One can imagine the eagerness with which the finished book might have been received in some households, maybe casually left open to reveal the owner’s name among the great and the good, fellow patrons of the arts and sciences. From a collector’s point of view subscribers’ own copies can attract a premium, but browsing the lists of subscribers and teasing out the connections is a joy in itself. For example, as well as Newton the subscribers here include Cornelius Crownfield and Richard Bentley. Crownfield’s connection with Newton has been mentioned above and Bentley, a brilliant editor of Horace, was also responsible for bringing that second edition of the ‘Principia’ to the press (and he reaped the profit; Newton simply received half a dozen free copies). Lists of subscribers often reveal networks of friends, acquaintances, patrons and colleagues whose orbits circled one another.

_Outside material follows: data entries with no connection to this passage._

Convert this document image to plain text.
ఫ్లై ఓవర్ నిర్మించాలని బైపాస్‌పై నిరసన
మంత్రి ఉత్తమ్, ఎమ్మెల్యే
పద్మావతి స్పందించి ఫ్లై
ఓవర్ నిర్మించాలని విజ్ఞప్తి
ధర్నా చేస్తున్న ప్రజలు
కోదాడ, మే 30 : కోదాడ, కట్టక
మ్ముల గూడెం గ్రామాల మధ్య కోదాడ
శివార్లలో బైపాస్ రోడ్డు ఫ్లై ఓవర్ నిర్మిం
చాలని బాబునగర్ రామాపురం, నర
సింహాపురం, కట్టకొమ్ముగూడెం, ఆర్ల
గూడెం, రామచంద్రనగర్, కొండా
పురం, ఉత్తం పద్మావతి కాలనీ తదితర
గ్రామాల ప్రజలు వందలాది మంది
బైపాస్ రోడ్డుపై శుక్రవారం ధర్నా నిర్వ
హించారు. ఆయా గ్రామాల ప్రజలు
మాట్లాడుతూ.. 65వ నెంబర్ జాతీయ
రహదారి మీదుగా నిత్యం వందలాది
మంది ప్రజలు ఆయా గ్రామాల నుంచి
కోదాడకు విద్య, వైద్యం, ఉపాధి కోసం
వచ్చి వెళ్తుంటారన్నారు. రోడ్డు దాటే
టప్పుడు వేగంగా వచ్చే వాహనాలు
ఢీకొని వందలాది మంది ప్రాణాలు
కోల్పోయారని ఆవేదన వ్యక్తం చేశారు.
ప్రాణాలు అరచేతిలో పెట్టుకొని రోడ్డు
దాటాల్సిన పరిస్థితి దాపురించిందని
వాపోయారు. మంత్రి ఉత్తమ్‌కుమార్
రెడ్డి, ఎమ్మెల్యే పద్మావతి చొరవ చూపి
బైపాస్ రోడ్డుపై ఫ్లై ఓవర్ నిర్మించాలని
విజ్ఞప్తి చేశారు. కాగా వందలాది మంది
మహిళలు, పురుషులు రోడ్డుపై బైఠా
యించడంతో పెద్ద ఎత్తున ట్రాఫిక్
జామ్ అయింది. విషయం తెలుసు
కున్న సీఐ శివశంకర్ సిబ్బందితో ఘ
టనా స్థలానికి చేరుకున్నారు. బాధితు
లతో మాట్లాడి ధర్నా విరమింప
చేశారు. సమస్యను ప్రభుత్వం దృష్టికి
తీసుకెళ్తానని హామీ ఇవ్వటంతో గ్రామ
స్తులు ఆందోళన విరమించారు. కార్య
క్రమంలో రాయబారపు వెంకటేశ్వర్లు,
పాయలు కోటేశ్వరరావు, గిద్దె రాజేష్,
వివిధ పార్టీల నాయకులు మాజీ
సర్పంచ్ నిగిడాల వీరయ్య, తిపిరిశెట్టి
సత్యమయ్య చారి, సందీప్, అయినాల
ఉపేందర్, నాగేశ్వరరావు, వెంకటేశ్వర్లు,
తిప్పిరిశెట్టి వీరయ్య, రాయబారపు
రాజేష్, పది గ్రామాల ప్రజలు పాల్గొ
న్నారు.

Isaac Newton, a good friend and bargain-hunter
Back to Newton and his half dozen copies. One for home, one for the office and the rest for Christmas presents? Why so many? Bradley was appointed the first professor of botany at the University of Cambridge in 1724, but before and after he largely supported himself through his writing. It was a subject for satirical attacks (for example by his successor at Cambridge, John Martyn) and Newton would have known this. For the trade buyers of multiple copies there may have been an element of prestige (being seen to be major buyers, with a thriving customer base). For private buyers the age-old desire to see and be seen may also have been mixed with a genuine desire to support the author.
The publisher William Mears’ approach to soliciting subscriptions in the press – including offering a seventh copy free to anyone who bought six (including Newton), recording their names for posterity in the finished volume and promising not to print more than were subscribed for – has recently been described by Jeffrey Wigelsworth (Selling Science in the Age of Newton, 2016), using the present work as an example. So there we have it, apart from everything else thrifty Sir Isaac received a free copy. The advertised price was 30 shillings which in real terms today (using measuringworth.com) is anything between £220 (retail price index) or a more realistic £3000 (against average earnings – a good indicator of the buying power needed to purchase a book of this calibre). Seen in those terms Mears’ special offer is remarkably generous, and an order from a private individual for 25 copies becomes truly extraordinary. I have a feeling that we will be returning to lists of subscribers in future.